NYSE Fines RBC for Proxy Handling

Bloomberg, 9 August 2006

Royal Bank of Canada agreed to pay $80,000 to the New York Stock Exchange to settle allegations that it mishandled proxies, making it the fifth brokerage faulted this year for breaking rules governing votes on corporate actions.

RBC Capital Markets, a unit of Canada's biggest bank, agreed to the fine without admitting or denying wrongdoing, the NYSE said in a statement today. Deutsche Bank AG has drawn the largest fine, paying $1 million in February, followed by UBS AG's $600,000 in June. The fines stem from a 2004 investigation into whether shareholders may be disenfranchised by brokerages that cast too many, or too few, votes on corporate actions.

``We want to give the firm message that this is an area where they need to have tighter controls,'' Linda Riefberg, a vice president at NYSE Regulation's enforcement division, said in an interview. ``NYSE Regulation will continue to review firms for compliance with the proxy rules and see if the firms are getting their reconciliation responsibilities right.''

The fine against Toronto-based Royal Bank was announced by the exchange today among 51 disciplinary actions that netted a total of $1.47 million. In 2004, the firm instituted written polices and procedures to correctly tabulate its proxy votes, according to an NYSE disciplinary panel.
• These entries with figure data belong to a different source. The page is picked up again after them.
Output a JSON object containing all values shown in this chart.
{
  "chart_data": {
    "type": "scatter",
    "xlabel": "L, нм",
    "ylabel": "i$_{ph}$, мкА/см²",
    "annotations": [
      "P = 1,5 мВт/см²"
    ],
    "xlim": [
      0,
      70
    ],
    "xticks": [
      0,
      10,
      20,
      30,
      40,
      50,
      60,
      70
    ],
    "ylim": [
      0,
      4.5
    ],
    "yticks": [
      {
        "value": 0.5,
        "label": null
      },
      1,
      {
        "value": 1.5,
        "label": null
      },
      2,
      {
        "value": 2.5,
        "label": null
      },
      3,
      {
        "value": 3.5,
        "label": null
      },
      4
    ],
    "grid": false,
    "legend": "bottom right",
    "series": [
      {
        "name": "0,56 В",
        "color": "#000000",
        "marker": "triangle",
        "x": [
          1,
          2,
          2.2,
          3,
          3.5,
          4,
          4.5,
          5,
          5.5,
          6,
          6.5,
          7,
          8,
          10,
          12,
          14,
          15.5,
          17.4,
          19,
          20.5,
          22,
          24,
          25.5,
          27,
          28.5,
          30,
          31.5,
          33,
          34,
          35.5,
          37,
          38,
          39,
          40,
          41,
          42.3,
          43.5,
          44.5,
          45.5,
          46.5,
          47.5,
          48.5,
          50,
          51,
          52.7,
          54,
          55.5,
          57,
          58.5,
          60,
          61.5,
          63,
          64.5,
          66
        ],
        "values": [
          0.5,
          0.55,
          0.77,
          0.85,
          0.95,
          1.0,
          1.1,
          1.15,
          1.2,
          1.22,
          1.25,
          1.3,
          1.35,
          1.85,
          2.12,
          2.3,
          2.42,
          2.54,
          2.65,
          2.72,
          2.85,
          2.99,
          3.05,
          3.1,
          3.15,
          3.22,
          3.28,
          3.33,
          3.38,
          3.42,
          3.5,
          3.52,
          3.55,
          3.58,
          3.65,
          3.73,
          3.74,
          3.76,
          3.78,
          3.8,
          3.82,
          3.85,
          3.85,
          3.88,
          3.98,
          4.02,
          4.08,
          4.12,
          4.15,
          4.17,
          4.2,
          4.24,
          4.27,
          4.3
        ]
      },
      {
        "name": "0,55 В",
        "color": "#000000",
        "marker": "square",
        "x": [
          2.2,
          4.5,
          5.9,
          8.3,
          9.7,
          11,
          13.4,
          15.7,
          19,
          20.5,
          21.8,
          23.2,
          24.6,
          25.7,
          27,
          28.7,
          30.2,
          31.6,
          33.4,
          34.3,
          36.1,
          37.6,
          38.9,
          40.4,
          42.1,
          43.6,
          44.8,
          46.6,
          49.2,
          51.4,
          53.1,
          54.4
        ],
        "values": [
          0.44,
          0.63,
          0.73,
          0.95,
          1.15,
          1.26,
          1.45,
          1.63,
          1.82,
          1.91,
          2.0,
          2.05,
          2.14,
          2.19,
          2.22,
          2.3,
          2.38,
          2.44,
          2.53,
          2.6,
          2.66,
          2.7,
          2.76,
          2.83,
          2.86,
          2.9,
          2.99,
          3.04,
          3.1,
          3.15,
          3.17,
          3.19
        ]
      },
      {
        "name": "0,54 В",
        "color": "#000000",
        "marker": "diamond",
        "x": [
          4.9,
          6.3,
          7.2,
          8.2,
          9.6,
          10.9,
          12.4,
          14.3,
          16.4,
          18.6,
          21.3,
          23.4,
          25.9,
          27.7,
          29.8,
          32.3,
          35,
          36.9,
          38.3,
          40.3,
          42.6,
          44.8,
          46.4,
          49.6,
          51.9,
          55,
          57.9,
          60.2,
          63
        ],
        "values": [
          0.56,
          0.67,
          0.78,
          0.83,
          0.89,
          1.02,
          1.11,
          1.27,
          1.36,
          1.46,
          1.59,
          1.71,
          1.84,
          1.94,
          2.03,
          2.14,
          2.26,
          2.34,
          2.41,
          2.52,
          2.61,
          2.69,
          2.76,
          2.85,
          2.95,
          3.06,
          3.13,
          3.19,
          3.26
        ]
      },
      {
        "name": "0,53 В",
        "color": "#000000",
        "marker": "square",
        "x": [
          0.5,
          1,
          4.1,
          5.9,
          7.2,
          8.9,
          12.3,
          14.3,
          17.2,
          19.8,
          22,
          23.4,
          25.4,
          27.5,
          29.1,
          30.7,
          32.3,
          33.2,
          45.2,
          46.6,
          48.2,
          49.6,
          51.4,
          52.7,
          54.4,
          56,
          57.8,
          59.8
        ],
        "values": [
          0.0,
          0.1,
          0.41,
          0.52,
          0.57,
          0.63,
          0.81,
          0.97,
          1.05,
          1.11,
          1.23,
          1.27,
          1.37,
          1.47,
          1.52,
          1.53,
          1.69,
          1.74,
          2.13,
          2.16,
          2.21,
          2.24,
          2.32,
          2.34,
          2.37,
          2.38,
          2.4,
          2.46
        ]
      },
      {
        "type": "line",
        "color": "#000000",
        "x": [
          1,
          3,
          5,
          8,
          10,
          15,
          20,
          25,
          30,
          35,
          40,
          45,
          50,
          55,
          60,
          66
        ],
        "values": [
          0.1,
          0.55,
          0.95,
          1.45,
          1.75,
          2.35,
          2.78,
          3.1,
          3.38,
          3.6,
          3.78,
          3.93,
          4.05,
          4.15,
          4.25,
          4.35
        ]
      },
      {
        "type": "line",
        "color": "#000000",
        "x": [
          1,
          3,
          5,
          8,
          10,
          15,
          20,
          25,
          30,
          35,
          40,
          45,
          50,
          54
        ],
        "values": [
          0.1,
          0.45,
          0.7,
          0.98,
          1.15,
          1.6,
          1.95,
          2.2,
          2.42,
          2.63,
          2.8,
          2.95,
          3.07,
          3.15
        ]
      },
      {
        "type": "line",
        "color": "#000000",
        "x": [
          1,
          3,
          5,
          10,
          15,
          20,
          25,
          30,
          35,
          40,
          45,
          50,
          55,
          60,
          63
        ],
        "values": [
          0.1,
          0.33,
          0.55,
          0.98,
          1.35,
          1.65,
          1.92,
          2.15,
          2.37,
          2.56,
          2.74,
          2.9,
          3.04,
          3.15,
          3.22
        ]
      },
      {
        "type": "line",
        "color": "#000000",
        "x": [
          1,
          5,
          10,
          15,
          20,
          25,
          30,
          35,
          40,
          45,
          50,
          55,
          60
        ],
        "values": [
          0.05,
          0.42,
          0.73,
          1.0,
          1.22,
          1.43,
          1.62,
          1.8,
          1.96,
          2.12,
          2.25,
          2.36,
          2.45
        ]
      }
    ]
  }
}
``We respect the decision of the NYSE hearing board and are pleased that this is now resolved,'' said Katherine Gay, a spokeswoman for the bank.

Daiwa Securities America Inc., the U.S. unit of Japan's second-largest brokerage, drew the largest fine announced today, agreeing to pay $250,000 for failing to retain some e-mails and business records.

``We are satisfied that this settlement recognizes our improvements in our record keeping and internal review procedures and resolves our open issues with the exchange,'' a Daiwa spokeswoman said.

In addition to Deutsche Bank, Germany's biggest bank, and UBS, Europe's largest, Goldman Sachs Group Inc. and Credit Suisse Group have also been fined by the exchange for mishandling proxies. All the firms agreed to pay the fines without admitting or denying wrongdoing.

None of the violations cited by the NYSE in its investigation affected the outcome of votes on corporate actions, the exchange said.